Red teaming — a process in which researchers manually investigate the limits of AI capabilities — is still viable for now. These exercises are slower and more expensive, but still allow researchers to measure improvements in capabilities.
But multiple experts told Transformer that we need to start preparing for the day when models can beat capability-red-teaming exercises too. Buck Shlegeris, an evaluations researcher, predicts that “inability arguments will fail over the next year”. The current practice, where labs deem a model safe because it can’t take dangerous actions, might soon be coming to an end — because the models will, in fact, be able to take dangerous actions.
When that happens, the industry will be forced to move to a new safety paradigm. Once the AI is capable of doing dangerous things, Chan explains, the safety argument shifts from “the AI cannot do dangerous things” to “the AI cannot do dangerous things given we’re looking at it super hard”. That leads to a new kind of evaluation, which tests whether countermeasures are sufficient to stop a powerful AI system from causing harm. Countermeasures depend on the situation, but examples include fine-tuning the model to refuse certain questions or having a second, smaller model monitor the first for signs of dangerous activity.
Some researchers are already pursuing this approach. Refusal evals such as AIR-Bench measure whether the AI correctly refuses to answer dangerous questions. Scheming and deception evals set up scenarios where the AI might be incentivized to act contrary to its instructions, testing whether the AI lies to users or attempts to circumvent its safety measures. In theory, such evals can test whether an AI will try to cause harm.

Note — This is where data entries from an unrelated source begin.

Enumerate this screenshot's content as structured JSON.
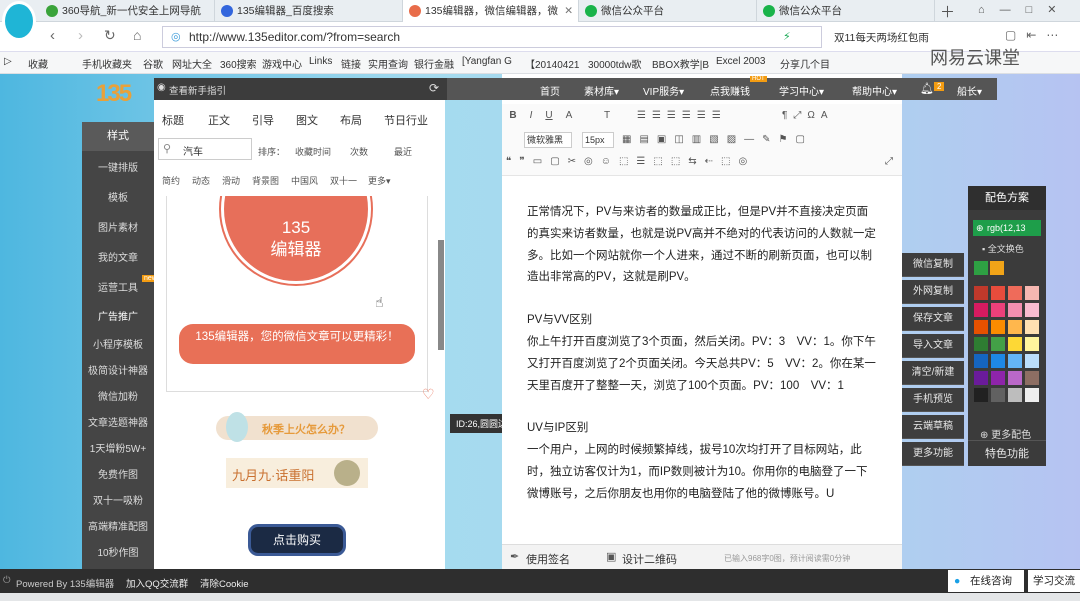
{
  "browser": {
    "tabs": [
      {
        "title": "360导航_新一代安全上网导航",
        "color": "#3aa33a"
      },
      {
        "title": "135编辑器_百度搜索",
        "color": "#3366dd"
      },
      {
        "title": "135编辑器，微信编辑器，微",
        "color": "#e86c4a"
      },
      {
        "title": "微信公众平台",
        "color": "#19b34a"
      },
      {
        "title": "微信公众平台",
        "color": "#19b34a"
      }
    ],
    "url": "http://www.135editor.com/?from=search",
    "promo": "双11每天两场红包雨",
    "watermark": "网易云课堂"
  },
  "favorites": [
    "收藏",
    "手机收藏夹",
    "谷歌",
    "网址大全",
    "360搜索",
    "游戏中心",
    "Links",
    "链接",
    "实用查询",
    "银行金融",
    "[Yangfan G",
    "【20140421",
    "30000tdw歌",
    "BBOX教学|B",
    "Excel 2003",
    "分享几个目"
  ],
  "tool": {
    "guide": "查看新手指引",
    "nav": [
      "样式",
      "一键排版",
      "模板",
      "图片素材",
      "我的文章",
      "运营工具",
      "广告推广",
      "小程序模板",
      "极简设计神器",
      "微信加粉",
      "文章选题神器",
      "1天增粉5W+",
      "免费作图",
      "双十一吸粉",
      "高端精准配图",
      "10秒作图"
    ],
    "nav_badge": "new",
    "tabs": [
      "标题",
      "正文",
      "引导",
      "图文",
      "布局",
      "节日行业"
    ],
    "search_value": "汽车",
    "sort_label": "排序：",
    "sort_options": [
      "收藏时间",
      "次数",
      "最近"
    ],
    "tags": [
      "简约",
      "动态",
      "滑动",
      "背景图",
      "中国风",
      "双十一",
      "更多▾"
    ],
    "sample_circle_line1": "135",
    "sample_circle_line2": "编辑器",
    "sample_banner": "135编辑器，您的微信文章可以更精彩！",
    "style_tooltip": "ID:26,圆圆边框组合样式.",
    "sample2": "秋季上火怎么办？",
    "sample3": "九月九·话重阳",
    "buy_button": "点击购买"
  },
  "editor": {
    "menu": [
      "首页",
      "素材库▾",
      "VIP服务▾",
      "点我赚钱",
      "学习中心▾",
      "帮助中心▾",
      "船长▾"
    ],
    "hot_badge": "HOT",
    "notif_count": "2",
    "font_select": "微软雅黑",
    "size_select": "15px",
    "paragraphs": [
      "正常情况下，PV与来访者的数量成正比，但是PV并不直接决定页面的真实来访者数量，也就是说PV高并不绝对的代表访问的人数就一定多。比如一个网站就你一个人进来，通过不断的刷新页面，也可以制造出非常高的PV，这就是刷PV。",
      "",
      "PV与VV区别",
      "你上午打开百度浏览了3个页面，然后关闭。PV：3　VV：1。你下午又打开百度浏览了2个页面关闭。今天总共PV：5　VV：2。你在某一天里百度开了整整一天，浏览了100个页面。PV：100　VV：1",
      "",
      "UV与IP区别",
      "一个用户，上网的时候频繁掉线，拔号10次均打开了目标网站，此时，独立访客仅计为1，而IP数则被计为10。你用你的电脑登了一下微博账号，之后你朋友也用你的电脑登陆了他的微博账号。U"
    ],
    "bottom_left": "使用签名",
    "bottom_mid": "设计二维码",
    "bottom_right": "已输入968字0图，预计阅读需0分钟"
  },
  "side": {
    "buttons": [
      "微信复制",
      "外网复制",
      "保存文章",
      "导入文章",
      "清空/新建",
      "手机预览",
      "云端草稿",
      "更多功能"
    ],
    "palette_title": "配色方案",
    "palette_color_value": "rgb(12,13",
    "palette_all": "全文换色",
    "palette_more": "更多配色",
    "special": "特色功能",
    "swatches": [
      "#c0392b",
      "#e74c3c",
      "#ef6b5a",
      "#f5b7b1",
      "#d81b60",
      "#ec407a",
      "#f48fb1",
      "#f8bbd0",
      "#e65100",
      "#fb8c00",
      "#ffb74d",
      "#ffe0b2",
      "#2e7d32",
      "#43a047",
      "#fdd835",
      "#fff59d",
      "#1565c0",
      "#1e88e5",
      "#64b5f6",
      "#bbdefb",
      "#6a1b9a",
      "#8e24aa",
      "#ba68c8",
      "#8d6e63",
      "#212121",
      "#616161",
      "#bdbdbd",
      "#eeeeee"
    ]
  },
  "footer": {
    "powered": "Powered By 135编辑器",
    "qq": "加入QQ交流群",
    "cookie": "清除Cookie",
    "consult": "在线咨询",
    "learn": "学习交流"
  }
}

Control evaluations try to take this line of thought one step further. Unlike refusal or scheming evals, control evals assume that the AI is trying to defeat safety measures (a behavior that’s been observed in models such as OpenAI’s o1) and test whether it succeeds. Shlegeris, whose organization Redwood Research is developing such tests, likens the work to bank security: there are likely to be some bad bank tellers, so the banks take safety measures to ensure those bad actors can’t easily steal. For control evals, human red teamers (often assisted by AIs) play the role of criminals, proposing strategies that the AI could try that might defeat the safety measures. They might, for instance, encourage the AI to pretend to be safe during safety testing, but act dangerously afterward. The eval then tests if the AI is capable of successfully executing the plan and bypassing safety measures. If it is, then we know that there are at least some situations where the AI isn’t safe — and that we may need to improve security measures before deploying it.

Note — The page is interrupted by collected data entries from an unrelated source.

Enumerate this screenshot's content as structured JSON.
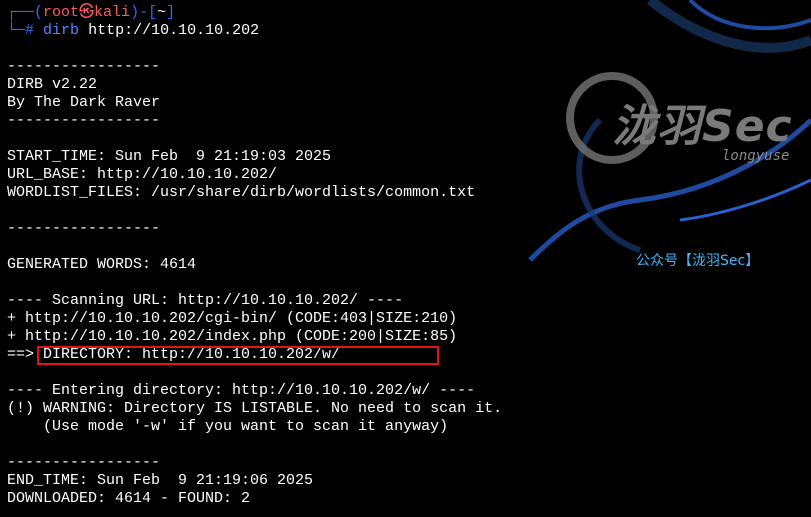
{
  "prompt": {
    "user": "root",
    "symbol": "㉿",
    "host": "kali",
    "dir": "~",
    "hash": "#",
    "command": "dirb",
    "argument": "http://10.10.10.202"
  },
  "output": [
    "",
    "-----------------",
    "DIRB v2.22",
    "By The Dark Raver",
    "-----------------",
    "",
    "START_TIME: Sun Feb  9 21:19:03 2025",
    "URL_BASE: http://10.10.10.202/",
    "WORDLIST_FILES: /usr/share/dirb/wordlists/common.txt",
    "",
    "-----------------",
    "",
    "GENERATED WORDS: 4614",
    "",
    "---- Scanning URL: http://10.10.10.202/ ----",
    "+ http://10.10.10.202/cgi-bin/ (CODE:403|SIZE:210)",
    "+ http://10.10.10.202/index.php (CODE:200|SIZE:85)",
    "==> DIRECTORY: http://10.10.10.202/w/",
    "",
    "---- Entering directory: http://10.10.10.202/w/ ----",
    "(!) WARNING: Directory IS LISTABLE. No need to scan it.",
    "    (Use mode '-w' if you want to scan it anyway)",
    "",
    "-----------------",
    "END_TIME: Sun Feb  9 21:19:06 2025",
    "DOWNLOADED: 4614 - FOUND: 2"
  ],
  "watermark": {
    "logo": "泷羽Sec",
    "subtitle": "longyuse",
    "public_account": "公众号【泷羽Sec】"
  },
  "colors": {
    "background": "#000000",
    "prompt_blue": "#2b6bff",
    "prompt_red": "#ff5a5a",
    "highlight_box": "#e01616",
    "watermark_blue": "#3fb6ff"
  }
}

When will AI capabilities reach the point that safety cases rely primarily on these countermeasure evals? While we can’t be certain, AI companies are making bold predictions. Sam Altman recently said that OpenAI is “now confident we know how to build AGI,” suggesting the first AI agents might “join the workforce” in 2025. And the head of Anthropic’s Frontier Red Team recently told the Wall Street Journal that the pace of progress worries him, saying he’s “concerned about … how much time [we] have until things get concerning.”
Worryingly, we are “not at all” ready if that happens, according to Chan. Countermeasure evals remain rudimentary and non-standardized, making it nearly impossible to build credible safety cases based on them. Geoffrey Irving, research director at the UK AI Safety Institute, wrote in August that “it is not yet possible to build full safety cases that scale to risks posed by models significantly more advanced than those of today.” Work on today’s less capable models is “helpful but insufficient” for the challenges to come, he said. Given the speed of AI progress, we might not have long to develop a better way of measuring if a model is safe.
Disclosure: The author’s partner works at Google DeepMind.